The ratio of Eurozone earnings upgrades relative to downgrades is at its highest level since 2010, with net upgrades still rising, reflecting the best Eurozone earnings season for beats in seven years. Looking ahead, profitability estimates for European corporations have been improving since the summer of 2016 but remain below 50% their peak pre-crisis levels, which suggests there is more room to run.
“Valuations are attractive after years of underperformance,” BlackRock added.
Europe valuations remain attractive relative to historical levels. The MSCI Eurozone is only hovering around the 66th percentile of its historical valuation with forward P/E levels 11% below their 2015 peak. Additionally, Europe is also trading at a 16% discount to the S&P 500 and a 7% discount to the MSCI ACWI when looking at the forward P/E.
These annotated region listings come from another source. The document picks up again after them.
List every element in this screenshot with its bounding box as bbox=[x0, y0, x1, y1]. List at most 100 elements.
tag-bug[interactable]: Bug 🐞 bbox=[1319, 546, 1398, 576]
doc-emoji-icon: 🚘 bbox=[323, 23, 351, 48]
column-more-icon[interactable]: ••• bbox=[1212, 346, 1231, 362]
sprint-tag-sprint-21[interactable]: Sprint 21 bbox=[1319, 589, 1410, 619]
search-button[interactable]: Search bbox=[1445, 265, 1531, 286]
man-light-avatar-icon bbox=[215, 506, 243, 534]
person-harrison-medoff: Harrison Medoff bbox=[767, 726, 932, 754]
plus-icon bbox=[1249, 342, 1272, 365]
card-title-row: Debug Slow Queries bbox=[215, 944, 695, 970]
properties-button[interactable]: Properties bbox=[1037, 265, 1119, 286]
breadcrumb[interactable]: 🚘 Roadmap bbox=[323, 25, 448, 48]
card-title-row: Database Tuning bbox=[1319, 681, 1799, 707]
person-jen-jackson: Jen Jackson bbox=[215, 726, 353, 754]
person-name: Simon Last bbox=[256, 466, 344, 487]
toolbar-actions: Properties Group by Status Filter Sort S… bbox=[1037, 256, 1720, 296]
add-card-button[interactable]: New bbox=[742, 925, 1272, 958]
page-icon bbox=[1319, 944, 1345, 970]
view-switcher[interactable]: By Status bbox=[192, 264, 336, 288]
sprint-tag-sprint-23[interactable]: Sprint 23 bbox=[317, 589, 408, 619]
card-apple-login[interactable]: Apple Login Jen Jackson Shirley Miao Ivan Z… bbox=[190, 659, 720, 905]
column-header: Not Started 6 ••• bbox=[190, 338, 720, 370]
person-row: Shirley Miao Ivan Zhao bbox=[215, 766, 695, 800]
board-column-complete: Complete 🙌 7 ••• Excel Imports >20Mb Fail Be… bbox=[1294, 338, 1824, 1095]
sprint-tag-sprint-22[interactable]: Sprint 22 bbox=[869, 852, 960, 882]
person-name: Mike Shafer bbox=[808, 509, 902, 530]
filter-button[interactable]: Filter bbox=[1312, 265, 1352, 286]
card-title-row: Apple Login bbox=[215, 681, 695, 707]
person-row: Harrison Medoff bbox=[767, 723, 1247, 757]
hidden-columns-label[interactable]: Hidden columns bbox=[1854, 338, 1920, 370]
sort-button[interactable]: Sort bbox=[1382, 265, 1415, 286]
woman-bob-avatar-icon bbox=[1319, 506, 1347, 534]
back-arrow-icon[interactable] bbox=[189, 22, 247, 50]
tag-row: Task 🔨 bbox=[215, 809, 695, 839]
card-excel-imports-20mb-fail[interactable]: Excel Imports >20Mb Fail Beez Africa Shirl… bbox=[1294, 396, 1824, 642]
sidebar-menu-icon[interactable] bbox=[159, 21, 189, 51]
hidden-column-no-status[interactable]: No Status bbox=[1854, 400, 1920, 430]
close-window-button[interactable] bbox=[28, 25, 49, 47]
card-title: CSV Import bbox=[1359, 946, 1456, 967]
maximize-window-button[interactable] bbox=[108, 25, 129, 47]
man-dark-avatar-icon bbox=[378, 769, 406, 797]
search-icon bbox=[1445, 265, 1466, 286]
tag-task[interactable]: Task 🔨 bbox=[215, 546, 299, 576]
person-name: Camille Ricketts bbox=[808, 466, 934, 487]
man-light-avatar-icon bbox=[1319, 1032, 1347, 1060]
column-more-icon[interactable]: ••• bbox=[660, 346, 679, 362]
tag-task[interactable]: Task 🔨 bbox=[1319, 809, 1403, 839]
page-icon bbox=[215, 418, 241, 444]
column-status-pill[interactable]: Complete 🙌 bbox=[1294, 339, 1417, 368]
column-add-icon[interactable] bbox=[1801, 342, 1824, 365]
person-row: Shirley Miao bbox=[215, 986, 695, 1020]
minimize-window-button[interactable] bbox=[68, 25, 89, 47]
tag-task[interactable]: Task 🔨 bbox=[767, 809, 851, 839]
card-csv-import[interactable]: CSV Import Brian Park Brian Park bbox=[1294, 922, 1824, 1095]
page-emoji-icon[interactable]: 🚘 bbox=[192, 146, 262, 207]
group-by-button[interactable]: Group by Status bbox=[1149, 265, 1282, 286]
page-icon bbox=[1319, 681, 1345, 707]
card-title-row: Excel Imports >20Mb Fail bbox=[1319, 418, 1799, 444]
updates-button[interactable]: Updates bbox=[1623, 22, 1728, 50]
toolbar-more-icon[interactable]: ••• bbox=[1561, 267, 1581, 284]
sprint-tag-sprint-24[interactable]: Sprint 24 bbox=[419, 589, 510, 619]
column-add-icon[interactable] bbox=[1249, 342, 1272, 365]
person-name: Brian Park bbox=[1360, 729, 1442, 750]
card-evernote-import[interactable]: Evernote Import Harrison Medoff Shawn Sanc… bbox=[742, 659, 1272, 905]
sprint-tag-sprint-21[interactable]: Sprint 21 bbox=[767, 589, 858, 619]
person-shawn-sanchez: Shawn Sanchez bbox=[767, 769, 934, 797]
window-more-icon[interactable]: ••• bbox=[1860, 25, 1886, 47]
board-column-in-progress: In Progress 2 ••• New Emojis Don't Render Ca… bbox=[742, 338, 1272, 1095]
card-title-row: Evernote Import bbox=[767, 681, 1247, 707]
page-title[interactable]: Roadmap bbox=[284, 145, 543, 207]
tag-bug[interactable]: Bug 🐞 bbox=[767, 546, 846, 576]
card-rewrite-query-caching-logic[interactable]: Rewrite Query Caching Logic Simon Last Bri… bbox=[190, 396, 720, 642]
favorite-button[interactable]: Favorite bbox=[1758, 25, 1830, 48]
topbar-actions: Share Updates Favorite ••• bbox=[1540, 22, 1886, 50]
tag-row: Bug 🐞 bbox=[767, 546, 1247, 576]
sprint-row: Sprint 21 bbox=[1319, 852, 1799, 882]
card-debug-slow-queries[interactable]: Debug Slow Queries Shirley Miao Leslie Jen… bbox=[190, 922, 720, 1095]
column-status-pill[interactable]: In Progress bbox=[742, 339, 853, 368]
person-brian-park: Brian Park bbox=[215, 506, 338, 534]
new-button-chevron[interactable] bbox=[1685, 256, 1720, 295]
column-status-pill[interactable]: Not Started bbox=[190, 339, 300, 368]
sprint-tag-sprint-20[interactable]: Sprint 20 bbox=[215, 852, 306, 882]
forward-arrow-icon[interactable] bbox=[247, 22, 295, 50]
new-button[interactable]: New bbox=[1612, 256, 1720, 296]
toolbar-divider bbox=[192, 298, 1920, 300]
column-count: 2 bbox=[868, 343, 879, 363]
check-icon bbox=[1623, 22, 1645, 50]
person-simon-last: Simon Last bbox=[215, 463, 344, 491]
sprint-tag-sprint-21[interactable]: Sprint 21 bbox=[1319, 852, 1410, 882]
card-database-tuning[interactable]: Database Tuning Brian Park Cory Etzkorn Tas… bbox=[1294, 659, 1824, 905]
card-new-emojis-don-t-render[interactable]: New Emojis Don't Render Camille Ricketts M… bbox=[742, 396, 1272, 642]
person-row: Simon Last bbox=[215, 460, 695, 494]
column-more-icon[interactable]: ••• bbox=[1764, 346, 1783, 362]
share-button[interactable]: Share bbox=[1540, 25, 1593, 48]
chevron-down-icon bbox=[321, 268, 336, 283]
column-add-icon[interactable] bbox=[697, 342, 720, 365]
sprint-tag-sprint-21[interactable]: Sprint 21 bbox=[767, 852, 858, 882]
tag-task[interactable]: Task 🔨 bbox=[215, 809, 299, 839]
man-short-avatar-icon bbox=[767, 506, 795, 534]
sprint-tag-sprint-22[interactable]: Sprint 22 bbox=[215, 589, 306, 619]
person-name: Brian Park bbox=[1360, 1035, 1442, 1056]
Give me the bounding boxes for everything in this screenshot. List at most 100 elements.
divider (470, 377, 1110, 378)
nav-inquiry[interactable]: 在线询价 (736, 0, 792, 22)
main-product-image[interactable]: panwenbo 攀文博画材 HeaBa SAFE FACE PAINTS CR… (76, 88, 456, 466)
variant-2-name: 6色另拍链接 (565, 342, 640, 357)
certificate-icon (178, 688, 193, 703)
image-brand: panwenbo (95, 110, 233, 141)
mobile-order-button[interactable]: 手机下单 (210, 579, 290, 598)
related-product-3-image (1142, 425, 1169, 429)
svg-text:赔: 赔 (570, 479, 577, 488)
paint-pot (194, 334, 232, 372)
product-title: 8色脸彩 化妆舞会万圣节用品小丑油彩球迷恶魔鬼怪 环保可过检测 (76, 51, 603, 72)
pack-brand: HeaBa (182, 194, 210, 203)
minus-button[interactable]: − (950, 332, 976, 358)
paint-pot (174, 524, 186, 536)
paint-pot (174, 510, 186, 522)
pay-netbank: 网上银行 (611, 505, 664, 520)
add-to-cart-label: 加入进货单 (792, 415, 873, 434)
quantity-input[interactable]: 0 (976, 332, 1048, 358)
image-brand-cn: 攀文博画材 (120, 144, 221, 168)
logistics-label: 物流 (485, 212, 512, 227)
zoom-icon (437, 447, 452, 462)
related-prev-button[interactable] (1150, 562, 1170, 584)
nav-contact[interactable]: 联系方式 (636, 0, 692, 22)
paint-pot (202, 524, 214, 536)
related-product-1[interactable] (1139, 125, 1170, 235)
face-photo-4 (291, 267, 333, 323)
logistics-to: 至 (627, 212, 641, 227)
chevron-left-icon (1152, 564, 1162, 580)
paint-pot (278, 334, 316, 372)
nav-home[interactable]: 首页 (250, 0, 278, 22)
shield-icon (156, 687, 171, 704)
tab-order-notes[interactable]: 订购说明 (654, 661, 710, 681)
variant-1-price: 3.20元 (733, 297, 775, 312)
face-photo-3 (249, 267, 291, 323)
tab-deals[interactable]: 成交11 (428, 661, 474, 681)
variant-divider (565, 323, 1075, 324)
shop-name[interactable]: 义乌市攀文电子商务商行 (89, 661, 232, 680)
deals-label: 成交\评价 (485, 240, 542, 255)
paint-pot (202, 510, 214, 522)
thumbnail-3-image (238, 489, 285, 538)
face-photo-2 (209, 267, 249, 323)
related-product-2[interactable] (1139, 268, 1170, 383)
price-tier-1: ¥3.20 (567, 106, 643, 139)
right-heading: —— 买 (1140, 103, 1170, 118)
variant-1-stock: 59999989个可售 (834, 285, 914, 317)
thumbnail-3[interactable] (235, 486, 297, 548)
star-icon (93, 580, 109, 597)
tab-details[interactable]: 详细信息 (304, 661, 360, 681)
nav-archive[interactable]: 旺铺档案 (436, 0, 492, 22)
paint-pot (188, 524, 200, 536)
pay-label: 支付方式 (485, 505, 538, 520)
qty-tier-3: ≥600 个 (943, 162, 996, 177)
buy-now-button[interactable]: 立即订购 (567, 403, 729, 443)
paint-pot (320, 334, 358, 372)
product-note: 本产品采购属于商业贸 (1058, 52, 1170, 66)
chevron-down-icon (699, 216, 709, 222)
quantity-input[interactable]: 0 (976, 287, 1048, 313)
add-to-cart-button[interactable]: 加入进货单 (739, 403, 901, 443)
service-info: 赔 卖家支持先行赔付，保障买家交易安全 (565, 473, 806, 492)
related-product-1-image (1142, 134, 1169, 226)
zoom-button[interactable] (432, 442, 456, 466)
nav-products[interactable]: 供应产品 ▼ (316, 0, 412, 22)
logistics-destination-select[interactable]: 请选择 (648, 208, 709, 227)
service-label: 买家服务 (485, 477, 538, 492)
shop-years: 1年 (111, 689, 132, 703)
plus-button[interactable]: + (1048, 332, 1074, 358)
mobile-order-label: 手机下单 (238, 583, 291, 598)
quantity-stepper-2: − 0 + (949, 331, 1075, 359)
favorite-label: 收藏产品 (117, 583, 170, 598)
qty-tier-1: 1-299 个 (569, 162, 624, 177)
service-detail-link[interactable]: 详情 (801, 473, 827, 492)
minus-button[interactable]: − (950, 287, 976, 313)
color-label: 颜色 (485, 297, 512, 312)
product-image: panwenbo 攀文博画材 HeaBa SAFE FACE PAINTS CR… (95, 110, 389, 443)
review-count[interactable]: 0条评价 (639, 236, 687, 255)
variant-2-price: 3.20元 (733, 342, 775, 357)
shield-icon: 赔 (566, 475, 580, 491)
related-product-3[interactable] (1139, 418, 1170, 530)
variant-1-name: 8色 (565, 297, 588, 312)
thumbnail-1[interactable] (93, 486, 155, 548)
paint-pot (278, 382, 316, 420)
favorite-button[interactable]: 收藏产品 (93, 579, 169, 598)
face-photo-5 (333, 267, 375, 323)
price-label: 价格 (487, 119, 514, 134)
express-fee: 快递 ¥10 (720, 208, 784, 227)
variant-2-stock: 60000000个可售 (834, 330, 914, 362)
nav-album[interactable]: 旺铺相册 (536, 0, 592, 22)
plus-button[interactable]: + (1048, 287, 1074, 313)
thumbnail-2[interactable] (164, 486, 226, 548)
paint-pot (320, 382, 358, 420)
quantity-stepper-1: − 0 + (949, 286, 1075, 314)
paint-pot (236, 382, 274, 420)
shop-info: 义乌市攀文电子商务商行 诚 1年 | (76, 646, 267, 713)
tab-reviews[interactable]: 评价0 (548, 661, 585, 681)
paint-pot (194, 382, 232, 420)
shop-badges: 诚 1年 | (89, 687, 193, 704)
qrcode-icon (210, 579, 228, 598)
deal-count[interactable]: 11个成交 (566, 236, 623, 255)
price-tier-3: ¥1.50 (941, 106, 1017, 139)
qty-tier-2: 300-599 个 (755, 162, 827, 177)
ETF investors interested in gaining exposure to Eurozone countries may consider something like the iShares MSCI EMU ETF (NYSEArca:EZU). EZU tracks the MSCI European Monetary Union Index, which is comprised of Euro member states, including France 32.2%, Germany 29.3%, Netherlands 11.0%, Spain 10.7% and Italy 7.2%, among others. Unlike other broad Europe ETFs, EZU does not include exposure to Switzerland or the United Kingdom.